The second jest—showing a dumb German trumped in seduction by a suave Italian—just might reflect the fact that the German government has been in the lead in attacking the Italian position on immigration. Interior Minister Roberto Maroni has called for issuing a six-month residence permit to the circa 23,000 individuals who have crossed to Italy from Tunisia since mid-January. Because most of the arrivals are not expected to remain in Italy, but go to Germany and France, the Northern European countries are calling this unfair play since it permits the migrants to travel throughout the countries who are co-signers of the Schengen Treaty. In other words, the Italian-issued permits, which would allow the bearer to travel beyond Italy, is a virtual invitation to the migrants to go elsewhere. Minister Maroni has protested against the “total refusal to cooperate” by Italy’s neighbors and the European Union whereas, to quote a headline in Der Spiegel, “Italy Seeks to Pass Problem on to EU Partners.”

The sense of the third joke, an obviously jesting invitation to the female winners of the academic awards, is much clearer. Again and again the Premier has been making public references to bunga bunga, as the parties in the wee hours of the morning in his various homes have been called. By repetition—by making the word more familiar—he removes it sting. Repetition sanitizes bunga bunga.

The same prize-giving took a turn for the serious when Berlusconi said, not for the first time, that the Italian Constitution of 1948 needs revising. Just a year ago he had proposed changing the Constitution by referendum so that he would have greater powers as head of the Council of Ministers “directly elected” by the people. This may not be necessary: in two years time a new president of Italy will be elected, and Berlusconi—scandal or not, jokes or not—remains a candidate. After the first three votes, when a two-thirds majority is required, he would need only a simple majority in Parliament. There is little reason to believe he cannot achieve this, and in fact this week Berlusconi boasted that his government will soon control 330 deputies in the 617-member lower house of Parliament.

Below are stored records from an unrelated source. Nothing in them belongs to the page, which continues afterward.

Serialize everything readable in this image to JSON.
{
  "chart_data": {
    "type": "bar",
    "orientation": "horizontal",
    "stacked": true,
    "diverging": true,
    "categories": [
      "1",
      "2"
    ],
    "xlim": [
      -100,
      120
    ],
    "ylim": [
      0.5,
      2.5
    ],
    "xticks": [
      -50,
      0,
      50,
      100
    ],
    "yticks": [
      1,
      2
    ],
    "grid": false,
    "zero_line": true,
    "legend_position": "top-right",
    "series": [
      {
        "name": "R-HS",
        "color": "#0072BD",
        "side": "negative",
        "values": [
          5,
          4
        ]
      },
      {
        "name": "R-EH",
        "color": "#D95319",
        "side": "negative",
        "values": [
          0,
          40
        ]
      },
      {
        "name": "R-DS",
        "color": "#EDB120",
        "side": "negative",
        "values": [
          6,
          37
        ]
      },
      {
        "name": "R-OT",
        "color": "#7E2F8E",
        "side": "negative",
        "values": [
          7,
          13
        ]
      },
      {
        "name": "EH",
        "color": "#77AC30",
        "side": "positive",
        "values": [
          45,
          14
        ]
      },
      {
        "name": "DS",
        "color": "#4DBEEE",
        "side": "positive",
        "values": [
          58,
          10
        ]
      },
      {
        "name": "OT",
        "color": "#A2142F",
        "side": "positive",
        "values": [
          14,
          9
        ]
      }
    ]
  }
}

He may well be right. Showing how the winds are blowing, on April 5 Parliament was to vote on whether or not on the night of May 27, 2010, the Premier literally believed that “Ruby Rubacuori” (the teenaged Moroccan party girl) was of age and also the niece of the now deposed Egyptian leader Mubarak. This vote was extremely important, for Milan magistrates are trying to nail Berlusconi on charges of having had sex with a minor and for abuse of his authority by intervening when the notorious Ruby was detained by police after being charged with theft. Berlusconi’s defense is that the girl lied about her age and that he intervened, not for personal reasons, but for reasons of statecraft. He and/or his office phoned the Milan central police headquarters seven times that night only because he wanted to avoid an international incident with Egypt. This two-pronged defensive strategy, which depends upon Ruby’s lying, a has been widely mocked since it makes the Premier sound uniquely stupid, which he is not.

But never mind. Three hundred fourteen deputies voted with the Premier, who won by a comfortable twelve-vote margin, in what may be a sign of things to come.